The company behind a seaweed-derived alternative to polybags and other forms of single-use plastic has closed on a $2.5 million seed raise led by a Starbucks-affiliated fund.
Sway, a Berkeley-based biomaterials firm, raised enough cash from Valor Siren Ventures, along with Alante Capital, the Sustainable Ocean Alliance and Conservation International Ventures, to start plotting some pilot projects next year, it said Thursday.
A winner of Target’s Beyond the Bag challenge in February, Sway seeks to make compostable packaging that “replenishes the social and ecological systems harmed by petroleum plastic.”

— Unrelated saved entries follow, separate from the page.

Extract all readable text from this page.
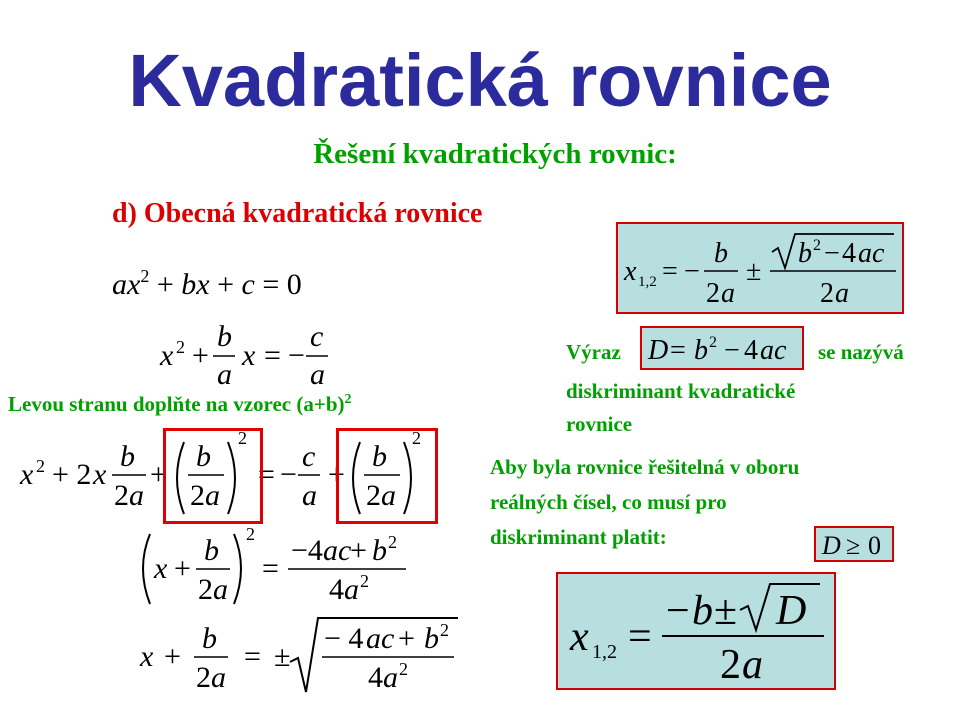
Kvadratická rovnice
Řešení kvadratických rovnic:
d) Obecná kvadratická rovnice
$ax^2$ + bx + c = 0
x 2 +
b
a
x = −
c
a
Levou stranu doplňte na vzorec $(a+b)^2$
x 2 + 2 x
b
2 a
+
b
2 a
2
= −
c
a
+
b
2 a
2
x +
b
2 a
2
=
−4 ac
+ b 2
4 a 2
x +
b
2 a
= ±
− 4 ac + b 2
4 a 2
x 1,2 = −
b
2 a
±
b 2 − 4 ac
2 a
Výraz D = b 2 − 4 ac se nazývá
diskriminant kvadratické
rovnice
Aby byla rovnice řešitelná v oboru
reálných čísel, co musí pro
diskriminant platit:	D ≥ 0
x 1,2 =
− b ± D
2 a
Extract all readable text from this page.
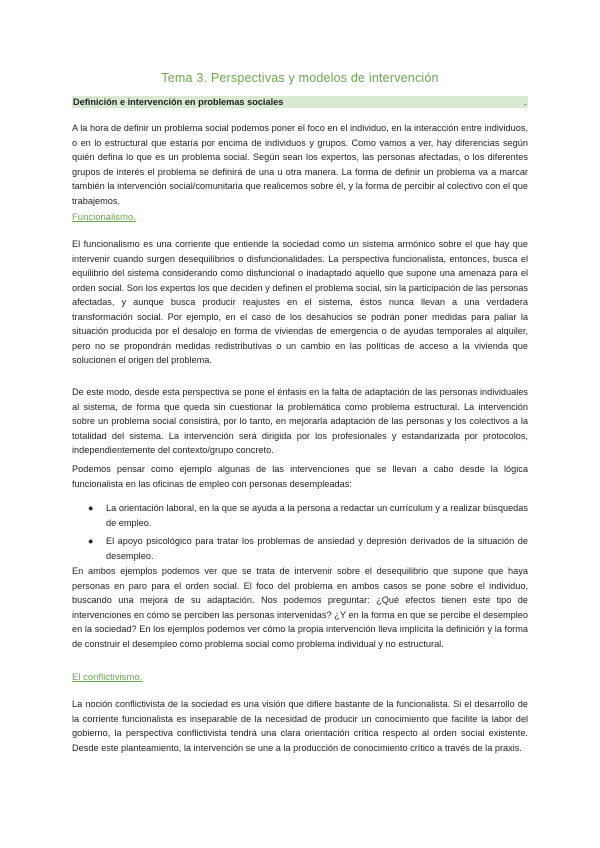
Tema 3. Perspectivas y modelos de intervención
Definición e intervención en problemas sociales	.

A la hora de definir un problema social podemos poner el foco en el individuo, en la interacción entre individuos, o en lo estructural que estaría por encima de individuos y grupos. Como vamos a ver, hay diferencias según quién defina lo que es un problema social. Según sean los expertos, las personas afectadas, o los diferentes grupos de interés el problema se definirá de una u otra manera. La forma de definir un problema va a marcar también la intervención social/comunitaria que realicemos sobre él, y la forma de percibir al colectivo con el que trabajemos.

Funcionalismo.

El funcionalismo es una corriente que entiende la sociedad como un sistema armónico sobre el que hay que intervenir cuando surgen desequilibrios o disfuncionalidades. La perspectiva funcionalista, entonces, busca el equilibrio del sistema considerando como disfuncional o inadaptado aquello que supone una amenaza para el orden social. Son los expertos los que deciden y definen el problema social, sin la participación de las personas afectadas, y aunque busca producir reajustes en el sistema, éstos nunca llevan a una verdadera transformación social. Por ejemplo, en el caso de los desahucios se podrán poner medidas para paliar la situación producida por el desalojo en forma de viviendas de emergencia o de ayudas temporales al alquiler, pero no se propondrán medidas redistributivas o un cambio en las políticas de acceso a la vivienda que solucionen el origen del problema.

De este modo, desde esta perspectiva se pone el énfasis en la falta de adaptación de las personas individuales al sistema, de forma que queda sin cuestionar la problemática como problema estructural. La intervención sobre un problema social consistirá, por lo tanto, en mejorarla adaptación de las personas y los colectivos a la totalidad del sistema. La intervención será dirigida por los profesionales y estandarizada por protocolos, independientemente del contexto/grupo concreto.

Podemos pensar como ejemplo algunas de las intervenciones que se llevan a cabo desde la lógica funcionalista en las oficinas de empleo con personas desempleadas:

● La orientación laboral, en la que se ayuda a la persona a redactar un currículum y a realizar búsquedas de empleo.
● El apoyo psicológico para tratar los problemas de ansiedad y depresión derivados de la situación de desempleo.

En ambos ejemplos podemos ver que se trata de intervenir sobre el desequilibrio que supone que haya personas en paro para el orden social. El foco del problema en ambos casos se pone sobre el individuo, buscando una mejora de su adaptación. Nos podemos preguntar: ¿Qué efectos tienen este tipo de intervenciones en cómo se perciben las personas intervenidas? ¿Y en la forma en que se percibe el desempleo en la sociedad? En los ejemplos podemos ver cómo la propia intervención lleva implícita la definición y la forma de construir el desempleo como problema social como problema individual y no estructural.

El conflictivismo.

La noción conflictivista de la sociedad es una visión que difiere bastante de la funcionalista. Si el desarrollo de la corriente funcionalista es inseparable de la necesidad de producir un conocimiento que facilite la labor del gobierno, la perspectiva conflictivista tendrá una clara orientación crítica respecto al orden social existente. Desde este planteamiento, la intervención se une a la producción de conocimiento crítico a través de la praxis.
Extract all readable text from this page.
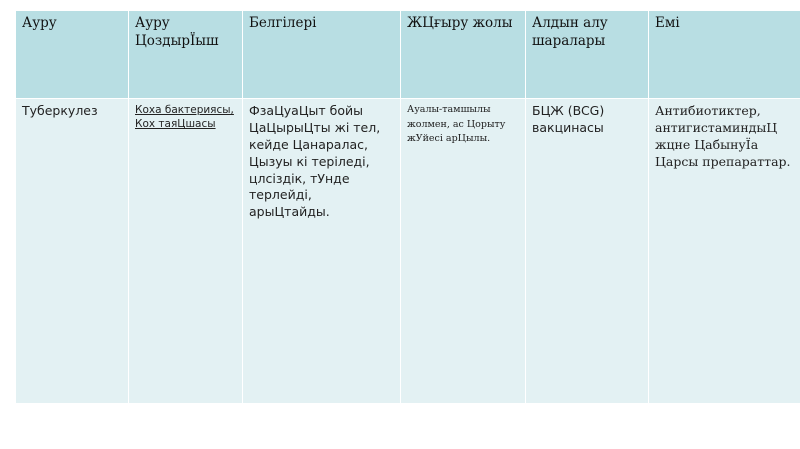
Ауру	Ауру ЦоздырЇыш	Белгілері	ЖЦғыру жолы	Алдын алу шаралары	Емі
Туберкулез	Коха бактериясы, Кох таяЦшасы	ФзаЦуаЦыт бойы ЦаЦырыЦты жі тел, кейде Цанаралас, Цызуы кі теріледі, цлсіздік, тУнде терлейді, арыЦтайды.	Ауалы-тамшылы жолмен, ас Цорыту жУйесі арЦылы.	БЦЖ (BCG) вакцинасы	Антибиотиктер, антигистаминдыЦ жцне ЦабынуЇа Царсы препараттар.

The apparel supply chain employs roughly 180 billion polybags made from low-density virgin polyethylene every year, according to innovation platform Fashion for Good. While the packaging serves a useful purpose—protecting garments from dirt, moisture damage and mold during transit—they’re also part of the escalating plastic crisis. Of the 86 million tons of plastic packaging produced globally every year, less than 14 percent is recycled. The rest is landfilled, incinerated or set loose on the environment, where they can clog waterways or poison wildlife.
Sway’s aquatic version, made from a “benevolent resource,” is designed to disappear—not immediately but in four to six weeks under backyard conditions. The filmy material “technically outperforms” petroleum plastic, the company said. “By matching the strength and performance of traditional plastic bags, the bag fits into existing supply chains without needing any new infrastructure,” it added.
Seaweed also grows up to 60 times faster than land-based crops and can sequester up to 20 times more carbon dioxide per acre than forests, according to Sway. But the company doesn’t simply plunder oceans for the green stuff. Sway works regenerative seaweed farms, operated by coastal communities in Brazil, Chile and Mexico that have been impacted by overfishing and climate change, to cultivate its feedstock inexpensively and without pesticides, fertilizers or specialized equipment.
“While petroleum plastic contributes to climate change at every step of its lifecycle, Sway’s flexible packaging solution is made with process in mind,” Sway said. “We work to undo the harms of plastic pollution everywhere, from the ocean to your backyard. Rather than seeing the ocean only as a site of degradation, we believe an answer to our biggest climate challenges—on land and at sea—has been underwater all along.”
Polybags are a puzzle that the industry has been trying to crack, with various degrees of success. Companies have been experimenting with bags made from corn polymers or cassava root, reusable mailers composed of recycled billboards and enclosures derived from Forest Stewardship Council certified glassine paper. Some brands are decreasing the thickness and size of their polybags, a strategy called “lightweighting” that reduces the amount of plastic used.
Fashion for Good is trying to create a “circular” polybag made from a high percentage of post-consumer polybag waste. Existing recycled polybags, the organization says, rely predominantly on pre-consumer offcuts from the production floor that are mostly free of inks or adhesives that can contaminate the remanufacturing process. Fashion for Good is working with Spanish firm Cadel Deinking, a member of its Accelerator Programme, to strip post-consumer bags of their ink and adhesives, with the goal of creating a “suitably clear” recycled one for recirculation.
The clock is ticking for many businesses, however. Signatories of the Ellen MacArthur Foundation’s New Plastics Economy Global Commitment, which include brands and retailers such as Asos, Burberry, Stella McCartney, H&M and Zara owner Inditex, have pledged to eliminate “unnecessary and problematic” plastic packaging, ensure that remaining plastics are reusable, recyclable or compostable, and circulate all plastic items “in the economy and out of the environment” by 2025.